Context: the R garbage collector is lazy and will run only when R needs more memory, however R is not aware of CUDA memory and won’t GC even if the GPU memory is used by objects that no longer have references. I’d like then, to add a callback to the CUDA memory allocator so it calls R garbage collector whenever it needs more memory.

Any suggestion is appreciated, thanks very much!!

see: https://github.com/pytorch/pytorch/blob/master/c10/cuda/CUDACachingAllocator.cpp#L617-L624

bool trigger_free_memory_callbacks(AllocParams& p) {
    bool freed_memory = false;
    for (const auto& name : FreeCudaMemoryCallbacksRegistry()->Keys()) {
      freed_memory |=
        FreeCudaMemoryCallbacksRegistry()->Create(name)->Execute();
    }
    return freed_memory;
}

glaringlee · October 16, 2020, 3:44pm

@dfalbel
I never did it before. But I think it is doable.

The FreeCudaMemoryCallbacksRegistry is defined here and used to register FreeMemoryCallbacks
‘https://github.com/pytorch/pytorch/blob/master/c10/cuda/CUDACachingAllocator.cpp#L23’

FreeCudaMemoryCallbacksRegistry is actually a c10::registry that defined here:
‘https://github.com/pytorch/pytorch/blob/master/c10/util/Registry.h#L268’
‘https://github.com/pytorch/pytorch/blob/master/c10/util/Registry.h#L215’
‘https://github.com/pytorch/pytorch/blob/master/c10/util/Registry.h#L268’

FreeMemoryCallback is defined here:
‘https://github.com/pytorch/pytorch/blob/6f396e18c33efbb8547b7ca9d412a316bd51429b/c10/cuda/CUDACachingAllocator.h#L20’

So to add your own free memory callback you can do the following:

Write your own FreeMemoryCallback by inheriting FreeMemoryCallback.
Implement your own execute()
Use FreeCudaMemoryCallbacksRegistry()->register(…) to register your own
see c10::Registry to learn what parameter should be passed in, it basically the
type of your customized memory callback class and a creator func ptr.

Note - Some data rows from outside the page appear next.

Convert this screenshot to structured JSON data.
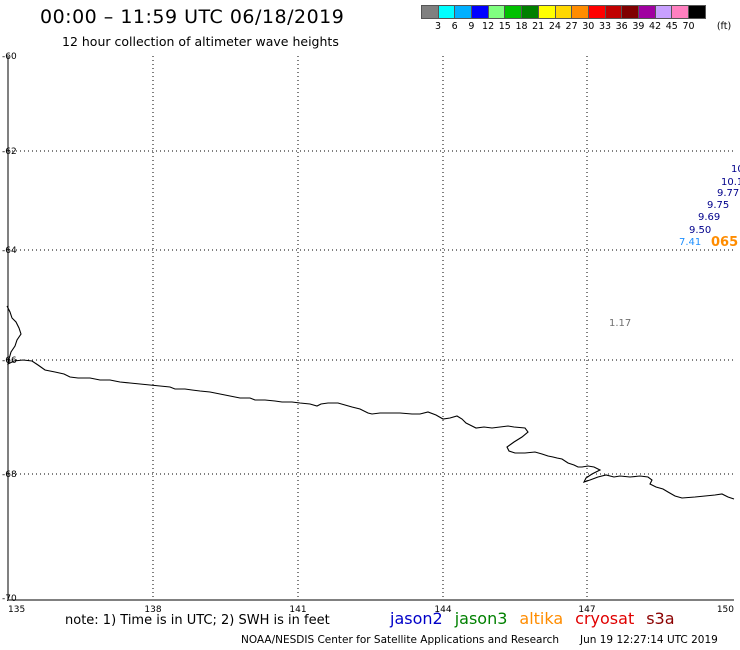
{
  "header": {
    "title": "00:00 – 11:59 UTC 06/18/2019",
    "subtitle": "12 hour collection of altimeter wave heights"
  },
  "legend": {
    "unit": "(ft)",
    "bins": [
      {
        "color": "#808080",
        "label": "3"
      },
      {
        "color": "#00ffff",
        "label": "6"
      },
      {
        "color": "#00b0ff",
        "label": "9"
      },
      {
        "color": "#0000ff",
        "label": "12"
      },
      {
        "color": "#80ff80",
        "label": "15"
      },
      {
        "color": "#00c000",
        "label": "18"
      },
      {
        "color": "#008000",
        "label": "21"
      },
      {
        "color": "#ffff00",
        "label": "24"
      },
      {
        "color": "#ffd700",
        "label": "27"
      },
      {
        "color": "#ff8c00",
        "label": "30"
      },
      {
        "color": "#ff0000",
        "label": "33"
      },
      {
        "color": "#c00000",
        "label": "36"
      },
      {
        "color": "#800000",
        "label": "39"
      },
      {
        "color": "#a000a0",
        "label": "42"
      },
      {
        "color": "#c8a0ff",
        "label": "45"
      },
      {
        "color": "#ff80c0",
        "label": "70"
      },
      {
        "color": "#000000",
        "label": ""
      }
    ]
  },
  "map": {
    "lat_labels": [
      "-60",
      "-62",
      "-64",
      "-66",
      "-68",
      "-70"
    ],
    "lon_labels": [
      "135",
      "138",
      "141",
      "144",
      "147",
      "150"
    ],
    "observations": [
      {
        "text": "10",
        "color": "#00008b"
      },
      {
        "text": "10.1",
        "color": "#00008b"
      },
      {
        "text": "9.77",
        "color": "#00008b"
      },
      {
        "text": "9.75",
        "color": "#00008b"
      },
      {
        "text": "9.69",
        "color": "#00008b"
      },
      {
        "text": "9.50",
        "color": "#00008b"
      },
      {
        "text": "7.41",
        "color": "#1e90ff"
      },
      {
        "text": "065",
        "color": "#ff8c00"
      },
      {
        "text": "1.17",
        "color": "#707070"
      }
    ]
  },
  "footer": {
    "note": "note: 1) Time is in UTC; 2) SWH is in feet",
    "satellites": [
      {
        "name": "jason2",
        "color": "#0000c8"
      },
      {
        "name": "jason3",
        "color": "#008000"
      },
      {
        "name": "altika",
        "color": "#ff8c00"
      },
      {
        "name": "cryosat",
        "color": "#e00000"
      },
      {
        "name": "s3a",
        "color": "#8b0000"
      }
    ],
    "credit": "NOAA/NESDIS Center for Satellite Applications and Research",
    "timestamp": "Jun 19 12:27:14 UTC 2019"
  }
}
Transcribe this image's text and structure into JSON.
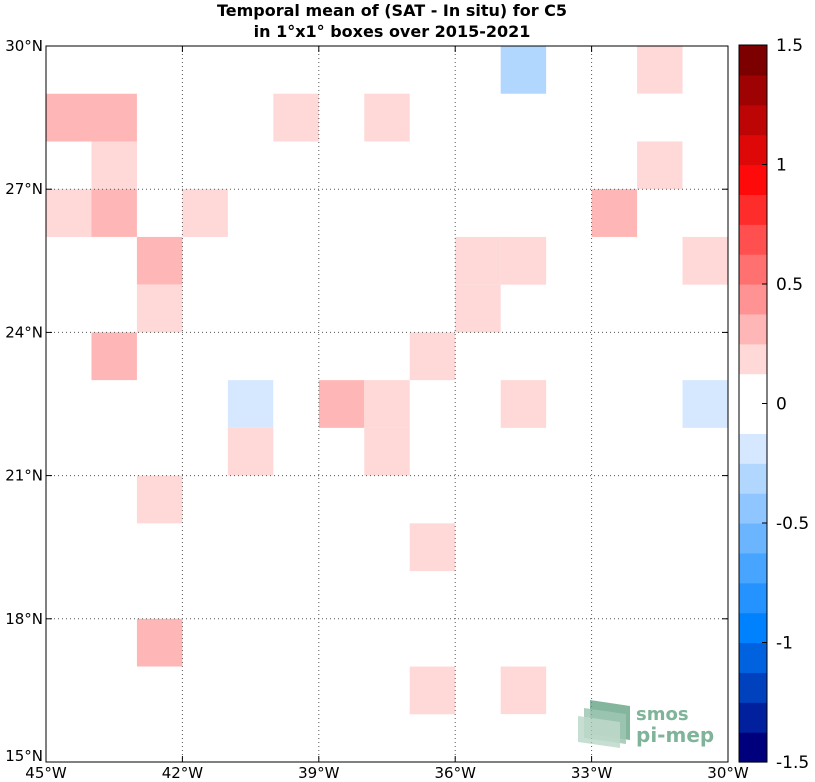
{
  "chart_data": {
    "type": "heatmap",
    "title": [
      "Temporal mean of (SAT - In situ) for C5",
      "in 1°x1° boxes over 2015-2021"
    ],
    "x_range": [
      -45,
      -30
    ],
    "y_range": [
      15,
      30
    ],
    "x_ticks": [
      {
        "value": -45,
        "label": "45°W"
      },
      {
        "value": -42,
        "label": "42°W"
      },
      {
        "value": -39,
        "label": "39°W"
      },
      {
        "value": -36,
        "label": "36°W"
      },
      {
        "value": -33,
        "label": "33°W"
      },
      {
        "value": -30,
        "label": "30°W"
      }
    ],
    "y_ticks": [
      {
        "value": 30,
        "label": "30°N"
      },
      {
        "value": 27,
        "label": "27°N"
      },
      {
        "value": 24,
        "label": "24°N"
      },
      {
        "value": 21,
        "label": "21°N"
      },
      {
        "value": 18,
        "label": "18°N"
      },
      {
        "value": 15,
        "label": "15°N"
      }
    ],
    "colorbar": {
      "range": [
        -1.5,
        1.5
      ],
      "ticks": [
        {
          "value": 1.5,
          "label": "1.5"
        },
        {
          "value": 1,
          "label": "1"
        },
        {
          "value": 0.5,
          "label": "0.5"
        },
        {
          "value": 0,
          "label": "0"
        },
        {
          "value": -0.5,
          "label": "-0.5"
        },
        {
          "value": -1,
          "label": "-1"
        },
        {
          "value": -1.5,
          "label": "-1.5"
        }
      ]
    },
    "cells": [
      {
        "lon": -42,
        "lat": 29,
        "value": -0.1
      },
      {
        "lon": -35,
        "lat": 29,
        "value": -0.35
      },
      {
        "lon": -32,
        "lat": 29,
        "value": 0.15
      },
      {
        "lon": -45,
        "lat": 28,
        "value": 0.25
      },
      {
        "lon": -44,
        "lat": 28,
        "value": 0.25
      },
      {
        "lon": -41,
        "lat": 28,
        "value": -0.1
      },
      {
        "lon": -40,
        "lat": 28,
        "value": 0.15
      },
      {
        "lon": -38,
        "lat": 28,
        "value": 0.15
      },
      {
        "lon": -32,
        "lat": 28,
        "value": -0.1
      },
      {
        "lon": -44,
        "lat": 27,
        "value": 0.15
      },
      {
        "lon": -32,
        "lat": 27,
        "value": 0.15
      },
      {
        "lon": -31,
        "lat": 27,
        "value": -0.1
      },
      {
        "lon": -45,
        "lat": 26,
        "value": 0.15
      },
      {
        "lon": -44,
        "lat": 26,
        "value": 0.3
      },
      {
        "lon": -42,
        "lat": 26,
        "value": 0.15
      },
      {
        "lon": -33,
        "lat": 26,
        "value": 0.35
      },
      {
        "lon": -43,
        "lat": 25,
        "value": 0.35
      },
      {
        "lon": -36,
        "lat": 25,
        "value": 0.15
      },
      {
        "lon": -35,
        "lat": 25,
        "value": 0.15
      },
      {
        "lon": -31,
        "lat": 25,
        "value": 0.15
      },
      {
        "lon": -43,
        "lat": 24,
        "value": 0.15
      },
      {
        "lon": -37,
        "lat": 24,
        "value": -0.1
      },
      {
        "lon": -36,
        "lat": 24,
        "value": 0.15
      },
      {
        "lon": -44,
        "lat": 23,
        "value": 0.3
      },
      {
        "lon": -39,
        "lat": 23,
        "value": -0.1
      },
      {
        "lon": -37,
        "lat": 23,
        "value": 0.15
      },
      {
        "lon": -35,
        "lat": 23,
        "value": -0.1
      },
      {
        "lon": -33,
        "lat": 23,
        "value": -0.1
      },
      {
        "lon": -32,
        "lat": 23,
        "value": -0.1
      },
      {
        "lon": -41,
        "lat": 22,
        "value": -0.25
      },
      {
        "lon": -40,
        "lat": 22,
        "value": -0.1
      },
      {
        "lon": -39,
        "lat": 22,
        "value": 0.35
      },
      {
        "lon": -38,
        "lat": 22,
        "value": 0.15
      },
      {
        "lon": -35,
        "lat": 22,
        "value": 0.15
      },
      {
        "lon": -33,
        "lat": 22,
        "value": -0.1
      },
      {
        "lon": -31,
        "lat": 22,
        "value": -0.25
      },
      {
        "lon": -41,
        "lat": 21,
        "value": 0.15
      },
      {
        "lon": -38,
        "lat": 21,
        "value": 0.15
      },
      {
        "lon": -32,
        "lat": 21,
        "value": -0.1
      },
      {
        "lon": -43,
        "lat": 20,
        "value": 0.15
      },
      {
        "lon": -40,
        "lat": 20,
        "value": -0.1
      },
      {
        "lon": -31,
        "lat": 20,
        "value": -0.1
      },
      {
        "lon": -44,
        "lat": 19,
        "value": -0.1
      },
      {
        "lon": -37,
        "lat": 19,
        "value": 0.15
      },
      {
        "lon": -34,
        "lat": 19,
        "value": -0.1
      },
      {
        "lon": -32,
        "lat": 19,
        "value": -0.1
      },
      {
        "lon": -44,
        "lat": 18,
        "value": -0.1
      },
      {
        "lon": -43,
        "lat": 17,
        "value": 0.3
      },
      {
        "lon": -36,
        "lat": 17,
        "value": -0.1
      },
      {
        "lon": -31,
        "lat": 17,
        "value": -0.1
      },
      {
        "lon": -37,
        "lat": 16,
        "value": 0.15
      },
      {
        "lon": -35,
        "lat": 16,
        "value": 0.15
      },
      {
        "lon": -35,
        "lat": 15,
        "value": -0.1
      }
    ],
    "grid": "dotted"
  },
  "logo": {
    "line1": "smos",
    "line2": "pi-mep"
  },
  "colors": {
    "background": "#ffffff",
    "grid": "#555555",
    "logo": "#7fb39a"
  }
}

Your customized free memory callback will be called in trigger_free_memory_callbacks then.

dfalbel · October 16, 2020, 10:26pm

Thanks @glaringlee ! This is very helpful! Just one follow up question: would you know if the allocators/callbacks are always called from the main thread or there’s no guaranty for this?

glaringlee · October 17, 2020, 3:59am

@dfalbel
I think this depends on where you call the malloc, either in main thread or other threads.
‘https://github.com/pytorch/pytorch/blob/master/c10/cuda/CUDACachingAllocator.cpp#L214’
The memory free callback is triggered whenever you call malloc().